The problem of achieving agreement between our true preferences and the objective we put into the machine is called the value alignment problem: the values or objectives put into the machine must be aligned with those of the human. If we are developing an AI system in the lab or in a simulator—as has been the case for most of the field’s history—there is an easy fix for an incorrectly specified objective: reset the system, fix the objective, and try again. As the field progresses towards increasingly capable intelligent systems that are deployed in the real world, this approach is no longer viable. A system deployed with an incorrect objective will have negative consequences. Moreover, the more intelligent the system, the more negative the consequences.
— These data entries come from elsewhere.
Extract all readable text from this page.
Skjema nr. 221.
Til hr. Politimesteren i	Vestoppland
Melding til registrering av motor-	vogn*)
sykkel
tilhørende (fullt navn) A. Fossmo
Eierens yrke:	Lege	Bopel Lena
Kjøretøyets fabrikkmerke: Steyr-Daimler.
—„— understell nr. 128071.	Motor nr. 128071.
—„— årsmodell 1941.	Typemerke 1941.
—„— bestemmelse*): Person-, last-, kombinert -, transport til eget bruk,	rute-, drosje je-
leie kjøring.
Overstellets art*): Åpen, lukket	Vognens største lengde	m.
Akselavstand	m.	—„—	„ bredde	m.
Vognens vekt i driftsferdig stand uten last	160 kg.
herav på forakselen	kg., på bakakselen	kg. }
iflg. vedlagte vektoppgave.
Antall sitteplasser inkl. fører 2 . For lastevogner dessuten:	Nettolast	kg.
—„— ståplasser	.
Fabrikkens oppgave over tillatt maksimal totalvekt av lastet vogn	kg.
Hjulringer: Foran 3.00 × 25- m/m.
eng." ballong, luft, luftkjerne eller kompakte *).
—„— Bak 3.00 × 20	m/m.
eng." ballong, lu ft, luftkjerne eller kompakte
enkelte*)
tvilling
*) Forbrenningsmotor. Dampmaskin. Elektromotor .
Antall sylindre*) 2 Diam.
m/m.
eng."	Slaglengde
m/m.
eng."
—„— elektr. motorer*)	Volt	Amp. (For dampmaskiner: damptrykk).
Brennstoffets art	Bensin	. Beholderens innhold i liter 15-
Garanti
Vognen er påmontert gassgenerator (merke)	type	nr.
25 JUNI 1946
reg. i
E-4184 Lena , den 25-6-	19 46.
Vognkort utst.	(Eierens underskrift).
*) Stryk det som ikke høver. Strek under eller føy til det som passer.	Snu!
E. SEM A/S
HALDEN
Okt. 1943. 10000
Returing to the apparently unproblematic example of chess consider what happens if the machine is intelligent enough to reason and act beyond the confines of the chessboard. In that case, it might attempt to increase its chances of winning by such ruses as hypnotizing or blackmailing its opponent or bribing the audience to make rustling noises during its opponents thinking time.³ It might also attempt to hijack additional computing power for itself. These behaviors are not “unintelligent” or “insane”; they are a logical consequence of defining winning as the sole objective for the machine.

It is impossible to anticipate all the ways in which a machine persuing a fixed objective might misbehave. There is good reason, then, to think that the standard model is inadequate. We don’t want machines that are intelligent in the sense of pursuing their objectives; we want them to pursue our objectives. If we cannot transfer those objectives perfectly to the machine, tghen we need a new formulation—one in which the machine is pursuing our objectives, but is necessarily uncertain as to what they are. When a machine knows that it doesn’t know the complete objective, it has an incentive to act cautiously, to ask permission, to learn more about our preferences through observation, and to defer to human control. Ultimately, we want agents that are provably beneficial to humans. We will return to this topic in Section 1.5.
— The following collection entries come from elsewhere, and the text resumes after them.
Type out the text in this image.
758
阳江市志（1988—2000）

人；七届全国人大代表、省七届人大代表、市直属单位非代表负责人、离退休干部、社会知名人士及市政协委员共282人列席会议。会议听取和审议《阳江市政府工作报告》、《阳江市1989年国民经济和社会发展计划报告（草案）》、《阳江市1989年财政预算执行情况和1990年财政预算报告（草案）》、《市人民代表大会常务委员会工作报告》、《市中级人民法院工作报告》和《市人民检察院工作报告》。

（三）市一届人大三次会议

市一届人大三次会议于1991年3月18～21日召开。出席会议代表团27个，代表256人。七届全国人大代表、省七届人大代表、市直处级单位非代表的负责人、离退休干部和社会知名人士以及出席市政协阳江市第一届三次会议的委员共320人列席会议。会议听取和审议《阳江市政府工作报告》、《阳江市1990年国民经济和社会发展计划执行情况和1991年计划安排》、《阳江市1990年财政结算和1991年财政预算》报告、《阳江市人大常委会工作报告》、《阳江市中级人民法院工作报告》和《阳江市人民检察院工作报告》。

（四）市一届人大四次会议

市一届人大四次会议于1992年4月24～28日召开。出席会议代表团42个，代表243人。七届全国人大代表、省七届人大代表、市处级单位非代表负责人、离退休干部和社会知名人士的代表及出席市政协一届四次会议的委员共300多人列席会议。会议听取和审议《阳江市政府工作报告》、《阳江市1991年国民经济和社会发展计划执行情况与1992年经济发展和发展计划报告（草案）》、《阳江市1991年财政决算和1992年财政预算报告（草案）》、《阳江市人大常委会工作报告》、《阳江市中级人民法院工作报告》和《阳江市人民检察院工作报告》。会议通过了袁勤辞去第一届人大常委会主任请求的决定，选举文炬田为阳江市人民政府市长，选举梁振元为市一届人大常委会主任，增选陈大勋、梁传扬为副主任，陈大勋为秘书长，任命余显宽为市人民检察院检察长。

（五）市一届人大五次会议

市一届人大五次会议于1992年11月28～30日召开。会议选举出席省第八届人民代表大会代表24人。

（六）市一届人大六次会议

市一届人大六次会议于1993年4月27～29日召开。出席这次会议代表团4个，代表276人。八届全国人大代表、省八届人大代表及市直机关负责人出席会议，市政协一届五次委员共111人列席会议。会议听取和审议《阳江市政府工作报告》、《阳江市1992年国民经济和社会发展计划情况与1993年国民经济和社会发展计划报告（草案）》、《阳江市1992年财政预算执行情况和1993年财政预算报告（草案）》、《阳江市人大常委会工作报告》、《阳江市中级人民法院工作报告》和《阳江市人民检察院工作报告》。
And in Section 1.5, “Risks and Benefits of AI”—

At around the same time, concerns were raised that creating artificial superintelligence or ASI—intelligence that far surpasses human ability—might be a bad idea (Yudkowsky, 2008; Omohundro 2008). Turing (1996) himself made the same point in a lecture given in Manchester in 1951, drawing on earlier ideas from Samuel Butler (1863):¹⁵

It seems probably that once the machine thinking method had started, it would not take long to outstrip our feeble powers. … At some stage therefore we should have to expect the machines to take control, in the way that is mentioned in Samuel Butler’s Erewhon.
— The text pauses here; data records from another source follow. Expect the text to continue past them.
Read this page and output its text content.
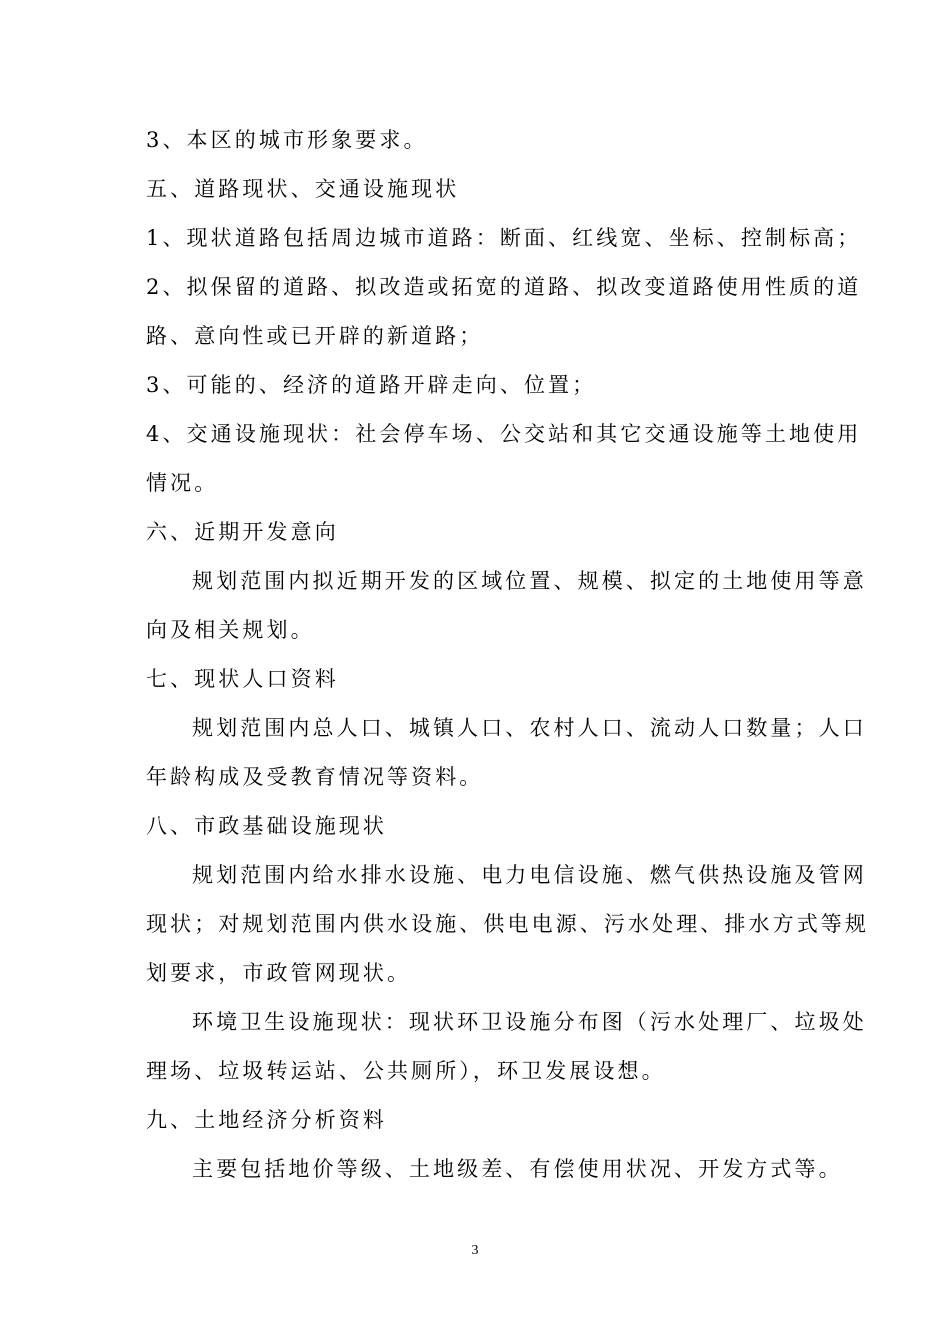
3、本区的城市形象要求。
五、道路现状、交通设施现状
1、现状道路包括周边城市道路：断面、红线宽、坐标、控制标高；
2、拟保留的道路、拟改造或拓宽的道路、拟改变道路使用性质的道
路、意向性或已开辟的新道路；
3、可能的、经济的道路开辟走向、位置；
4、交通设施现状：社会停车场、公交站和其它交通设施等土地使用
情况。
六、近期开发意向
规划范围内拟近期开发的区域位置、规模、拟定的土地使用等意
向及相关规划。
七、现状人口资料
规划范围内总人口、城镇人口、农村人口、流动人口数量；人口
年龄构成及受教育情况等资料。
八、市政基础设施现状
规划范围内给水排水设施、电力电信设施、燃气供热设施及管网
现状；对规划范围内供水设施、供电电源、污水处理、排水方式等规
划要求，市政管网现状。
环境卫生设施现状：现状环卫设施分布图（污水处理厂、垃圾处
理场、垃圾转运站、公共厕所），环卫发展设想。
九、土地经济分析资料
主要包括地价等级、土地级差、有偿使用状况、开发方式等。
3
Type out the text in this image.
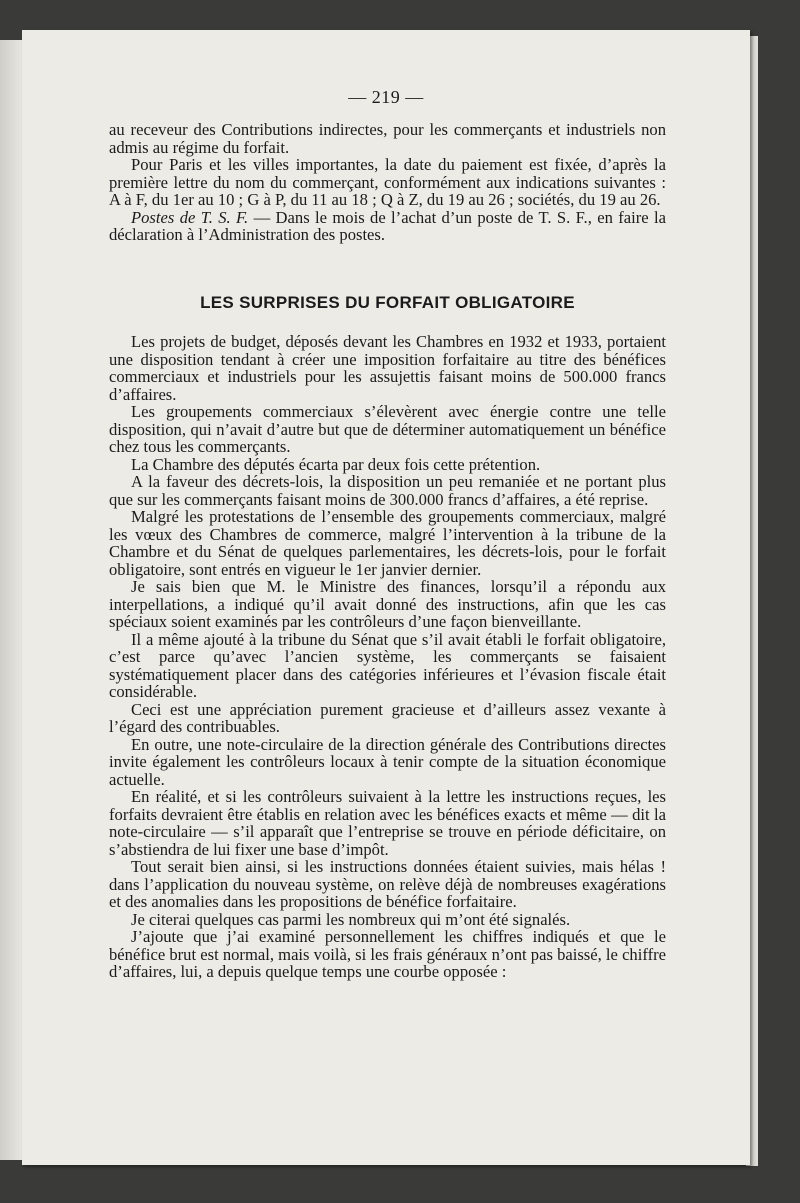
— 219 —

au receveur des Contributions indirectes, pour les commerçants et industriels non admis au régime du forfait.

Pour Paris et les villes importantes, la date du paiement est fixée, d’après la première lettre du nom du commerçant, conformément aux indications suivantes : A à F, du 1er au 10 ; G à P, du 11 au 18 ; Q à Z, du 19 au 26 ; sociétés, du 19 au 26.

Postes de T. S. F. — Dans le mois de l’achat d’un poste de T. S. F., en faire la déclaration à l’Administration des postes.

LES SURPRISES DU FORFAIT OBLIGATOIRE

Les projets de budget, déposés devant les Chambres en 1932 et 1933, portaient une disposition tendant à créer une imposition forfaitaire au titre des bénéfices commerciaux et industriels pour les assujettis faisant moins de 500.000 francs d’affaires.

Les groupements commerciaux s’élevèrent avec énergie contre une telle disposition, qui n’avait d’autre but que de déterminer automatiquement un bénéfice chez tous les commerçants.

La Chambre des députés écarta par deux fois cette prétention.

A la faveur des décrets-lois, la disposition un peu remaniée et ne portant plus que sur les commerçants faisant moins de 300.000 francs d’affaires, a été reprise.

Malgré les protestations de l’ensemble des groupements commerciaux, malgré les vœux des Chambres de commerce, malgré l’intervention à la tribune de la Chambre et du Sénat de quelques parlementaires, les décrets-lois, pour le forfait obligatoire, sont entrés en vigueur le 1er janvier dernier.

Je sais bien que M. le Ministre des finances, lorsqu’il a répondu aux interpellations, a indiqué qu’il avait donné des instructions, afin que les cas spéciaux soient examinés par les contrôleurs d’une façon bienveillante.

Il a même ajouté à la tribune du Sénat que s’il avait établi le forfait obligatoire, c’est parce qu’avec l’ancien système, les commerçants se faisaient systématiquement placer dans des catégories inférieures et l’évasion fiscale était considérable.

Ceci est une appréciation purement gracieuse et d’ailleurs assez vexante à l’égard des contribuables.

En outre, une note-circulaire de la direction générale des Contributions directes invite également les contrôleurs locaux à tenir compte de la situation économique actuelle.

En réalité, et si les contrôleurs suivaient à la lettre les instructions reçues, les forfaits devraient être établis en relation avec les bénéfices exacts et même — dit la note-circulaire — s’il apparaît que l’entreprise se trouve en période déficitaire, on s’abstiendra de lui fixer une base d’impôt.

Tout serait bien ainsi, si les instructions données étaient suivies, mais hélas ! dans l’application du nouveau système, on relève déjà de nombreuses exagérations et des anomalies dans les propositions de bénéfice forfaitaire.

Je citerai quelques cas parmi les nombreux qui m’ont été signalés.

J’ajoute que j’ai examiné personnellement les chiffres indiqués et que le bénéfice brut est normal, mais voilà, si les frais généraux n’ont pas baissé, le chiffre d’affaires, lui, a depuis quelque temps une courbe opposée :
These concerns have only become more widespread with recent advances in deep learning, the publication of books such as Superintelligence by Nick Bostrom (2014), and public pronouncements from Stephen Hawking, Bill Gates, Martin Rees, and Elon Musk.

Experiencing a general sense of unease with the idea of creating superintelligent machines is only natural. We might call this the gorilla problem: about seven million year ago, a now-extinct primate evolved, with one branch leading to gorillas and one to humans. Today, the gorillas are not too happy about the human branch; they have essentially no control over their future. If this is the result of success in creating superhuman AI—that humans cede control over their future—then perhaps we should stop work on AI and, as a corollary, give up the benefits it might bring. This is the essence of Turing’s warning: it is not obvious that we can control machines that are more intelligent than us.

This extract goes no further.